Response: PM2.5 is comprised of primary pollutants such as diesel particulate, and aerosols such as sulfates, nitrates, and carbonaceous compounds that are formed in the atmosphere from gaseous emissions from fossil fuel combustion. Controlling the major sources of fine particle pollution such as diesel trucks and coal-fired power plants will reduce a number of major air pollutants providing multiple benefits to public health.
Industry Argument: Epidemiological studies of the effect of outdoor air pollution on people’s health are irrelevant because people spend most of their time indoors.
Response: Both indoor and outdoor air pollution are important sources of health risks. Furthermore, ambient fine particles are relatively stable in the atmosphere and can readily penetrate indoors. Studies have demonstrated that measurements taken at outdoor monitors are actually quite good predictors of indoor fine particle concentrations. NMMAPS researchers used statistical techniques to explore the issue of measurement error, and concluded that it is more likely to result in underestimates, than overestimates, of risk.
Industry Argument: Causality cannot be proven because the biological mechanisms are not completely understood.
Response: Mechanistic information is not needed to demonstrate causality. In other words, scientists can conclude that air pollution is killing people even though they don’t know exactly how it is doing so. For instance, tobacco was connected with death and disease before the biological mechanisms were fully identified. As with tobacco, prudent public health practice dictates curbing exposure to fine particle pollution. As the Health Effects Institute concluded in a review of recent research, “epidemiologic evidence of PM’s effects on morbidity and mortality persists even when the alternative explanations have been largely addressed,” and that this is the true test of a cause and effect relationship.

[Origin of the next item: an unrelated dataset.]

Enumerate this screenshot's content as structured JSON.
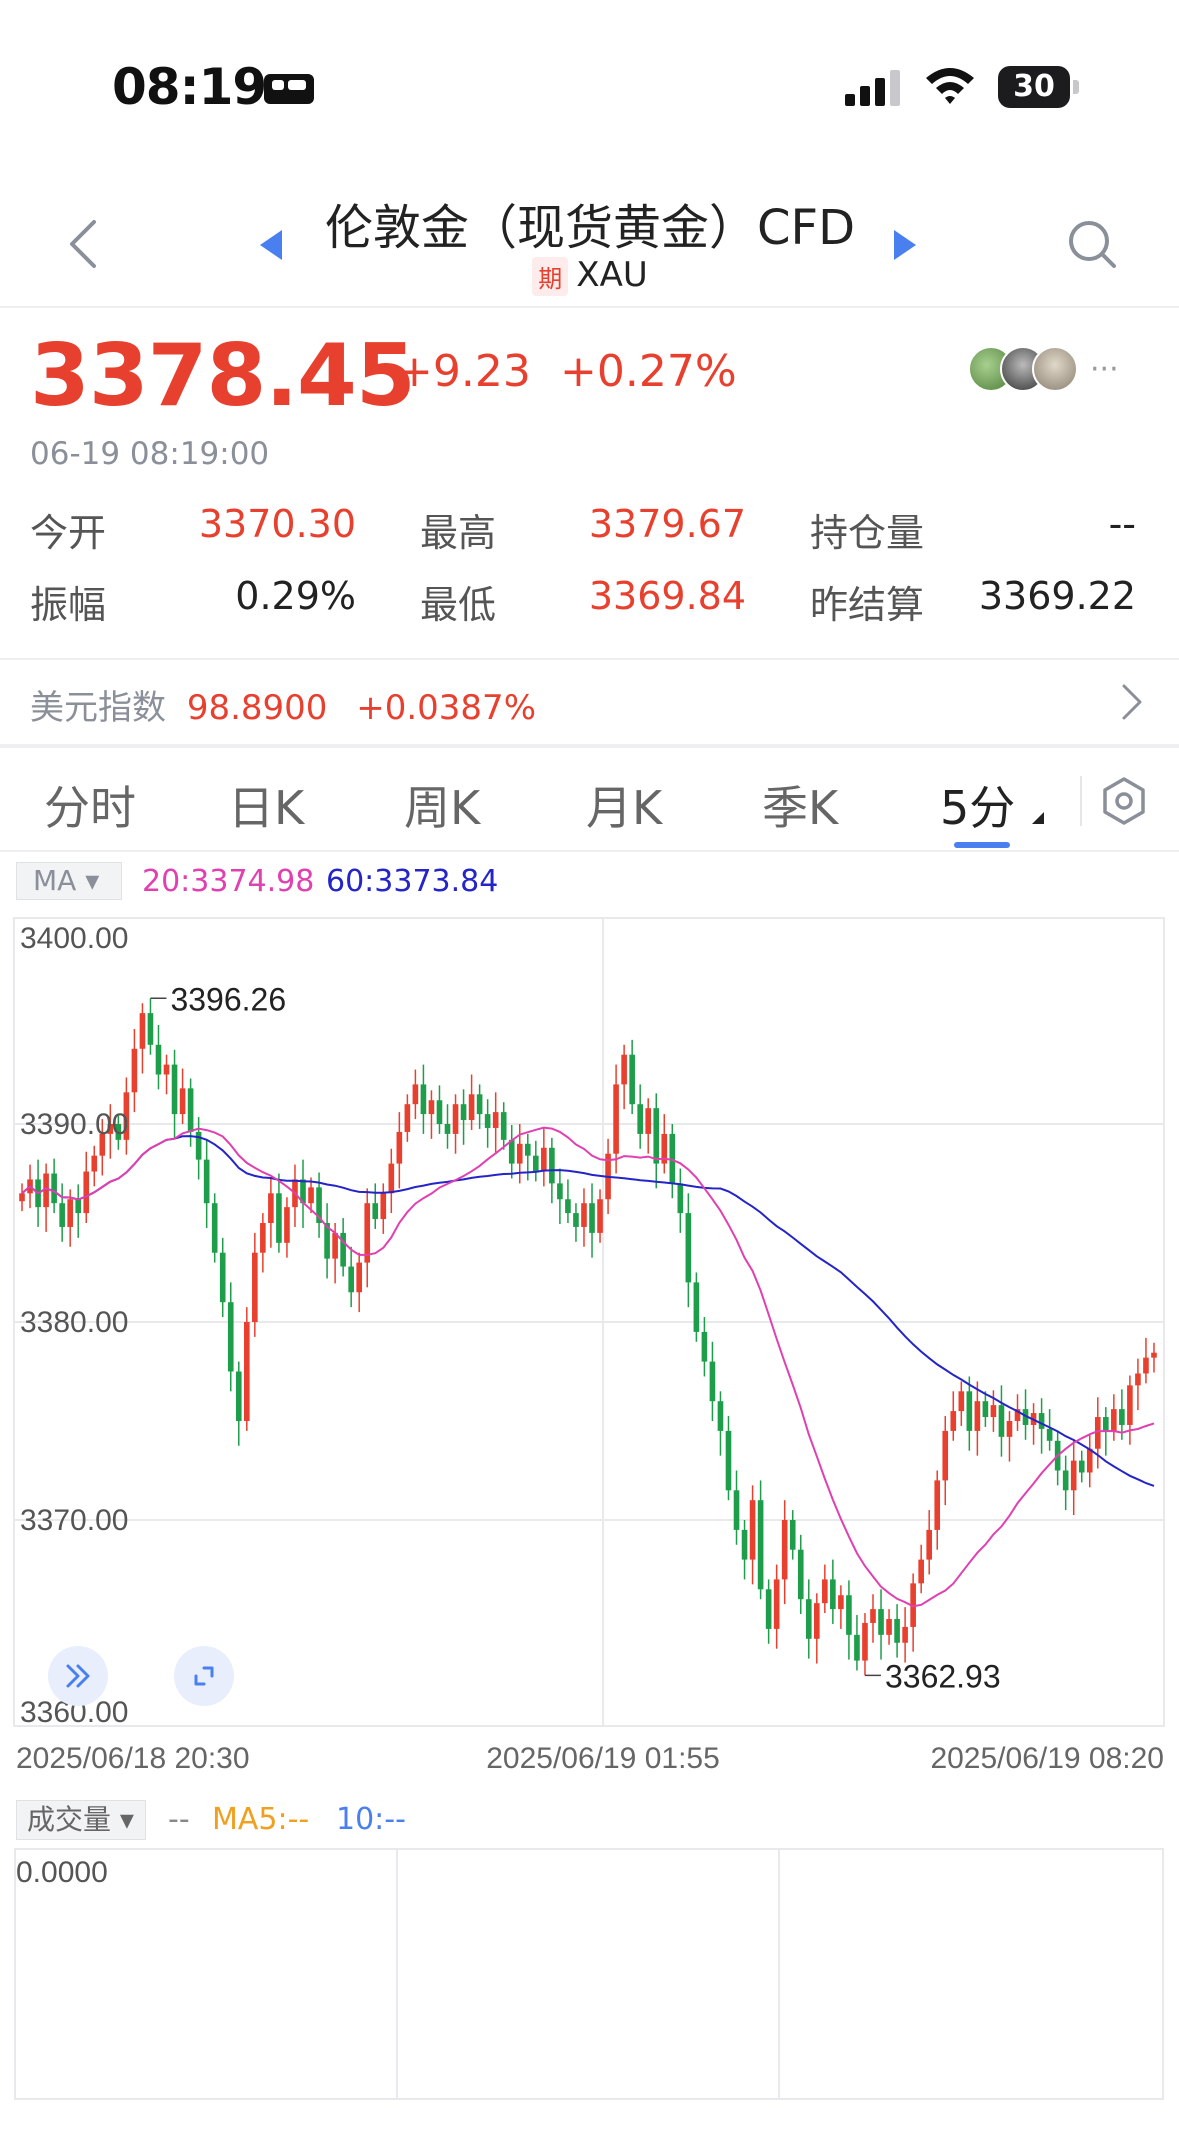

Industry Argument: The studies have not identified a threshold for effects.
Response: Scientific studies show that a linear, no-threshold model best characterizes the PM-mortality relationship. This means that exposures have not yet gone below the no-effects threshold, if such a threshold exists.
Industry Argument: The NMMAPS study reported higher risk levels in some regions of the country. Until these regional differences are explained, there is too much uncertainty to regulate particle pollution.

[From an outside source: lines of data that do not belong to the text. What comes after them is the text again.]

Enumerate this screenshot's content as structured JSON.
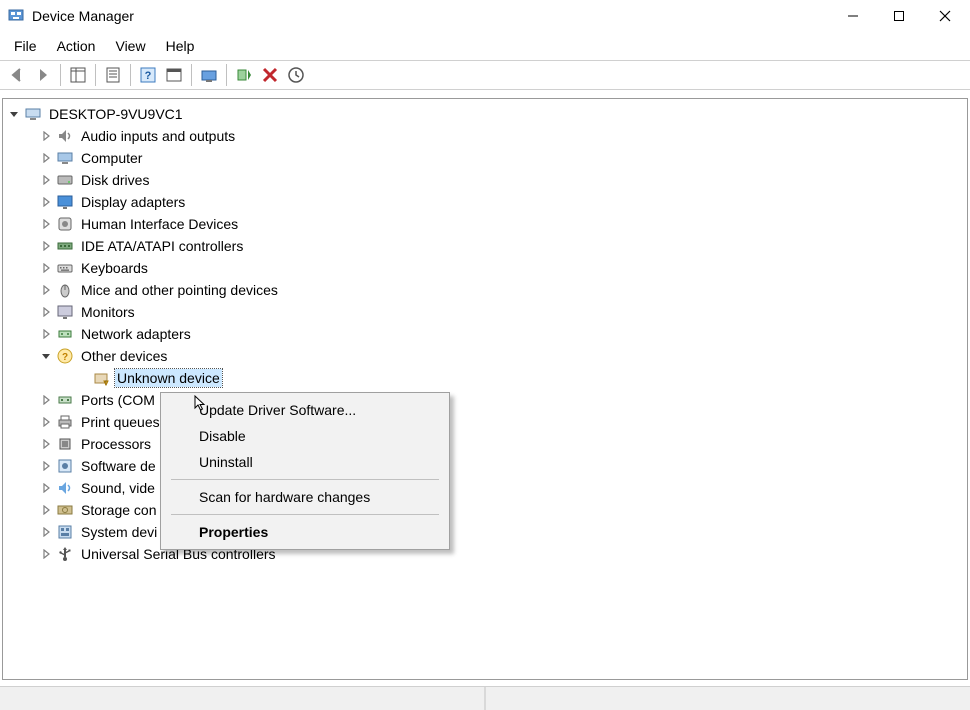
{
  "window": {
    "title": "Device Manager"
  },
  "menu": {
    "file": "File",
    "action": "Action",
    "view": "View",
    "help": "Help"
  },
  "tree": {
    "root": "DESKTOP-9VU9VC1",
    "categories": [
      {
        "label": "Audio inputs and outputs",
        "icon": "audio"
      },
      {
        "label": "Computer",
        "icon": "computer"
      },
      {
        "label": "Disk drives",
        "icon": "disk"
      },
      {
        "label": "Display adapters",
        "icon": "display"
      },
      {
        "label": "Human Interface Devices",
        "icon": "hid"
      },
      {
        "label": "IDE ATA/ATAPI controllers",
        "icon": "ide"
      },
      {
        "label": "Keyboards",
        "icon": "keyboard"
      },
      {
        "label": "Mice and other pointing devices",
        "icon": "mouse"
      },
      {
        "label": "Monitors",
        "icon": "monitor"
      },
      {
        "label": "Network adapters",
        "icon": "network"
      },
      {
        "label": "Other devices",
        "icon": "other",
        "expanded": true,
        "children": [
          {
            "label": "Unknown device",
            "icon": "unknown",
            "selected": true
          }
        ]
      },
      {
        "label": "Ports (COM",
        "icon": "port",
        "truncated_by_menu": true,
        "full_label": "Ports (COM & LPT)"
      },
      {
        "label": "Print queues",
        "icon": "printer",
        "truncated_by_menu": true,
        "full_label": "Print queues"
      },
      {
        "label": "Processors",
        "icon": "cpu"
      },
      {
        "label": "Software de",
        "icon": "software",
        "truncated_by_menu": true,
        "full_label": "Software devices"
      },
      {
        "label": "Sound, vide",
        "icon": "sound",
        "truncated_by_menu": true,
        "full_label": "Sound, video and game controllers"
      },
      {
        "label": "Storage con",
        "icon": "storage",
        "truncated_by_menu": true,
        "full_label": "Storage controllers"
      },
      {
        "label": "System devi",
        "icon": "system",
        "truncated_by_menu": true,
        "full_label": "System devices"
      },
      {
        "label": "Universal Serial Bus controllers",
        "icon": "usb"
      }
    ]
  },
  "context_menu": {
    "items": [
      {
        "label": "Update Driver Software...",
        "key": "update"
      },
      {
        "label": "Disable",
        "key": "disable"
      },
      {
        "label": "Uninstall",
        "key": "uninstall"
      },
      {
        "sep": true
      },
      {
        "label": "Scan for hardware changes",
        "key": "scan"
      },
      {
        "sep": true
      },
      {
        "label": "Properties",
        "key": "properties",
        "bold": true
      }
    ]
  }
}
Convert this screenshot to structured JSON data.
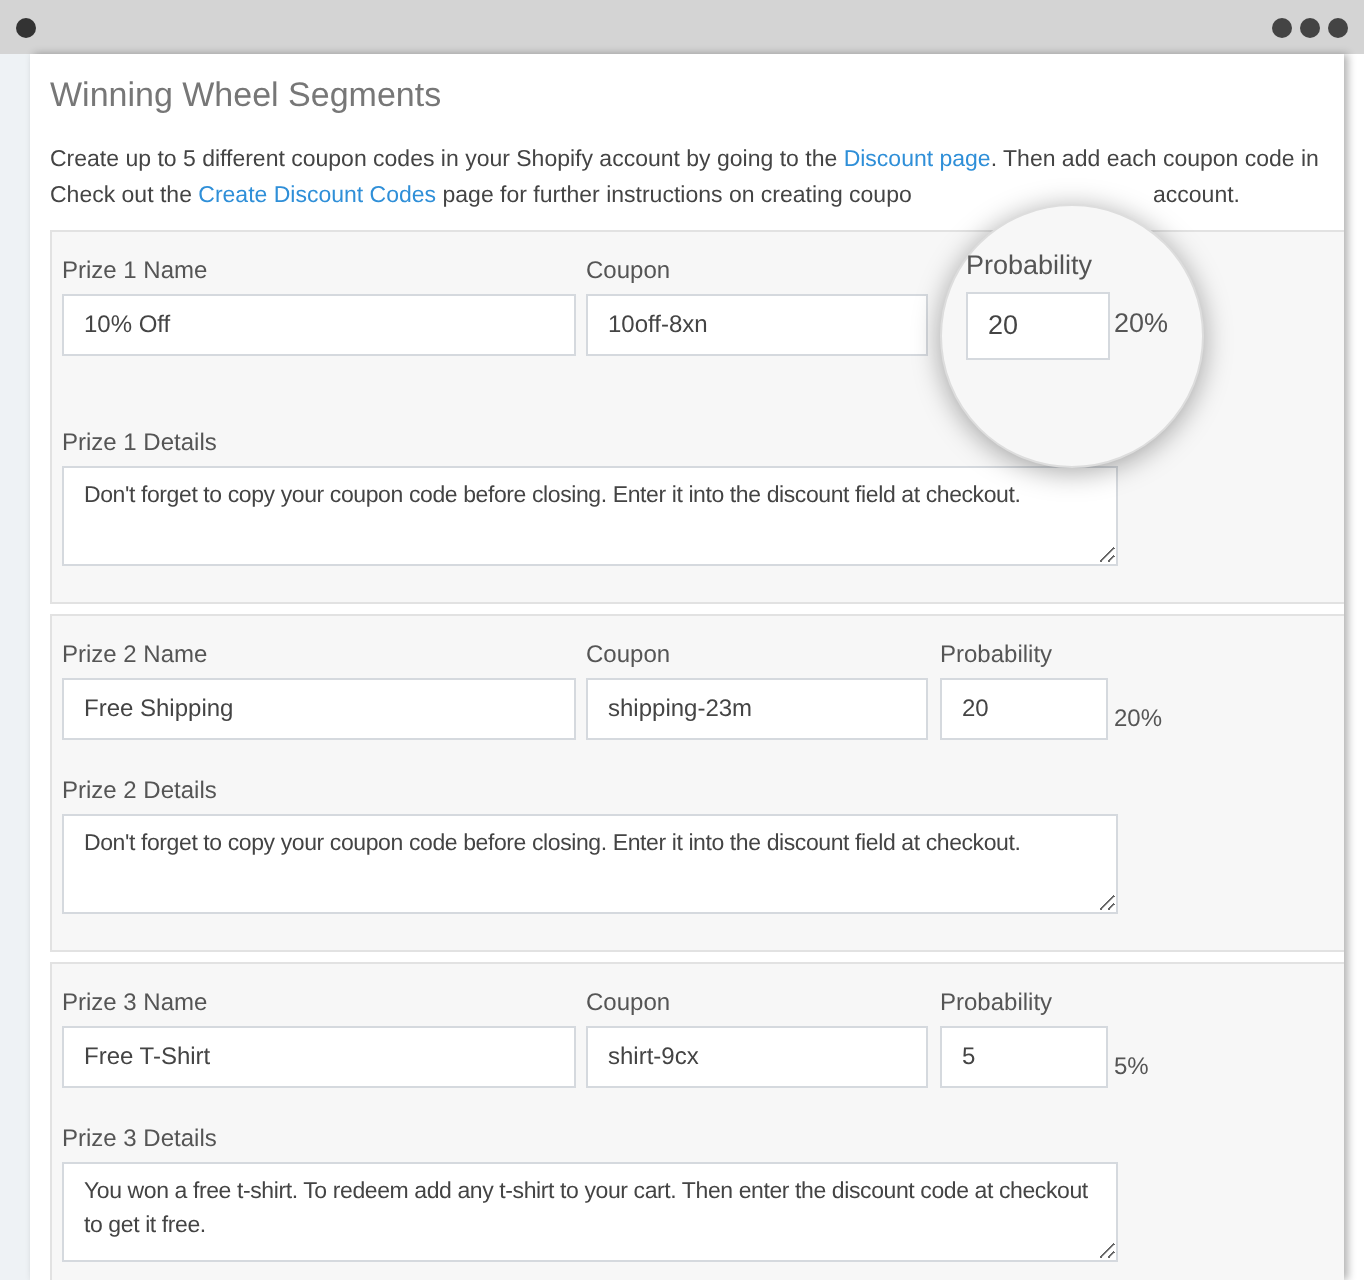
{
  "title": "Winning Wheel Segments",
  "intro": {
    "line_1": [
      "Create up to 5 different coupon codes in your Shopify account by going to the ",
      {
        "link": "Discount page"
      },
      ". Then add each coupon code in"
    ],
    "line_2": [
      "Check out the ",
      {
        "link": "Create Discount Codes"
      },
      " page for further instructions on creating coupo"
    ],
    "line_2_end": "account."
  },
  "prizes": [
    {
      "name_label": "Prize 1 Name",
      "name": "10% Off",
      "coupon_label": "Coupon",
      "coupon": "10off-8xn",
      "probability_label": "Probability",
      "probability": "20",
      "percent": "20%",
      "details_label": "Prize 1 Details",
      "details": "Don't forget to copy your coupon code before closing. Enter it into the discount field at checkout.",
      "magnified": true
    },
    {
      "name_label": "Prize 2 Name",
      "name": "Free Shipping",
      "coupon_label": "Coupon",
      "coupon": "shipping-23m",
      "probability_label": "Probability",
      "probability": "20",
      "percent": "20%",
      "details_label": "Prize 2 Details",
      "details": "Don't forget to copy your coupon code before closing. Enter it into the discount field at checkout.",
      "magnified": false
    },
    {
      "name_label": "Prize 3 Name",
      "name": "Free T-Shirt",
      "coupon_label": "Coupon",
      "coupon": "shirt-9cx",
      "probability_label": "Probability",
      "probability": "5",
      "percent": "5%",
      "details_label": "Prize 3 Details",
      "details": "You won a free t-shirt. To redeem add any t-shirt to your cart. Then enter the discount code at checkout to get it free.",
      "magnified": false
    }
  ]
}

Response: There are a number of possible explanations for these differences. One factor under investigation is the increased use of air conditioning in certain regions of the country. Another factor may be differences in access to health care in different cities. The NMMAPS study provided important confirmation that contemporary levels of particle air pollution are killing people and need to be regulated.
Industry Argument: Even if air pollution does have an effect, the relative risk is so small as to be insignificant.
Response: A lower relative risk has public health significance if the frequency of the disease is great, or if large numbers of people are exposed, as with air pollution. In the case of fine particle pollution, tens of millions of people in the United States are exposed to unhealthy concentrations.
Industry Argument: Air pollution is declining so it can’t be responsible for the rise in asthma.
Response: At this point in time, we do not claim that outdoor air pollution causes asthma, however, we know that air pollution can exacerbate asthma. The reason for the rise in the number of people diagnosed with asthma is unknown. Air pollution and other factors (e.g. cold air, respiratory infections, and allergens) are known triggers for flare-ups in asthma patients.